É nessa nova perspectiva que a religião protestante começa a se apresentar. A nova confissão religiosa e a nova vida secular que ela passa a vivenciar levaram-na a um novo aprendizado. No começo dessa nova fase, o templo metodista mais perto ficava em Juiz de Fora, a mais de 60 quilômetros da cidade em que moravam. Era somente em ocasiões especiais que o casal se encontrava com o pastor e demais membros da igreja, por exemplo, quando o primogênito deles foi batizado. Alguns anos mais tarde, a família se muda para Juiz de Fora e começa a frequentar os cultos

durante a semana e aos domingos. Questões como ler a Bíblia diariamente, construir uma relação de proximidade com Deus sem a qual não é possível obter a salvação da alma e comportar-se no mundo para ser reconhecido como um verdadeiro cristão foram coisas que Laura aprendeu primeiramente com seu marido e com a família dele (irmãos e sobrinhos). A primeira pessoa que a auxiliou na sua formação foi Seu André.1

Como já era casada, podia conversar com as outras mulheres casadas sobre os papéis de “mãe” e “esposa”. As novas amigas de Laura, senhoras metodistas ou suas cunhadas, são os exemplos que ela tinha para agir conforme o esperado para um metodista: aprender a ser o melhor que ele puder em todas as esferas da vida. A implicação de ser metodista para ela está ligada à construção do pensamento metodista durante séculos. O metodista se vê como um cristão diferenciado, que tem uma marca e um método de se comportar no mundo; sua missão é mostrar com a vida no que é que se crê. Por isso é importante lembrar-se sempre da cruz de Cristo vazia, pois ali houve sofrimento, mas com a ressurreição a promessa de vida eterna sem sofrimento mantém a fé em Deus, que foi reavivada no Pentecostes. Por isso os símbolos da igreja são a cruz e a chama.

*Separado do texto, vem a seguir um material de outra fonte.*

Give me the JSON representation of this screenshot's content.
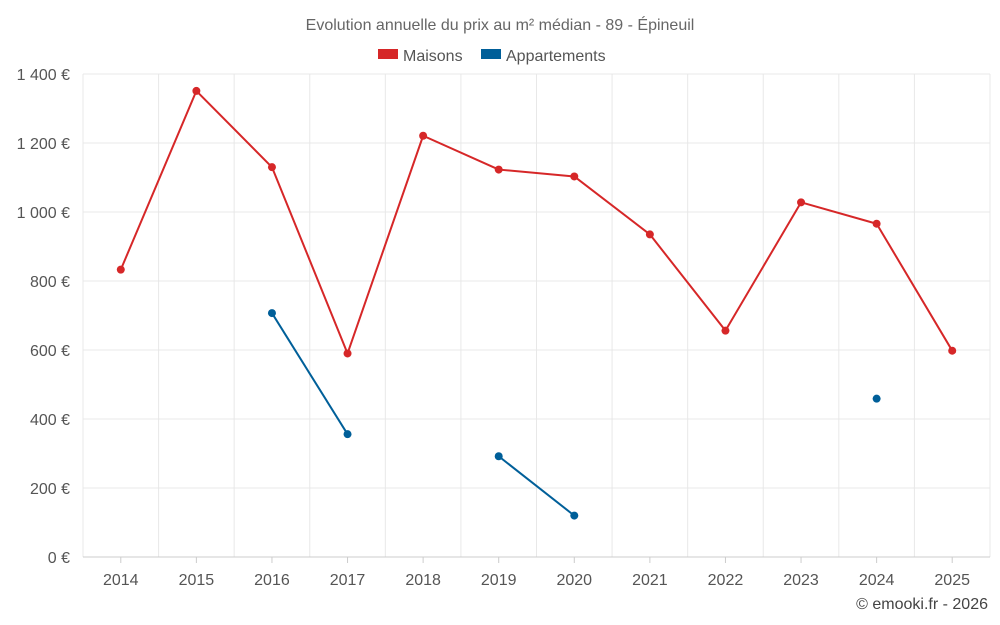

Apesar dos ganhos que ambos tiveram com o casamento, esta união foi conturbada. Por algum tempo, André não era fiel a Laura, e a infidelidade dele atrapalhou as finanças da família, uma vez que ele ajudava a sustentar a família de sua amante. Mesmo com essa fase difícil, Laura não se separou do esposo, até porque para mulheres de sua geração, vindas do interior do país, era inviável pensar na possibilidade de se separar. Laura precisou praticar na sua relação matrimonial aquilo que aprendia a ser na igreja. Uma prova disso é que, em 1988, muitos anos depois da traição, André descobriu ter câncer, e Laura e os filhos cuidaram dele até o seu último dia de vida, um ano mais tarde. Na medida em que os filhos de Laura foram crescendo, ela teve a oportunidade de pôr em prática o que havia aprendido na igreja e ensinar a eles a desejarem uma vida melhor, mesmo sendo negros, pobres e moradores da periferia.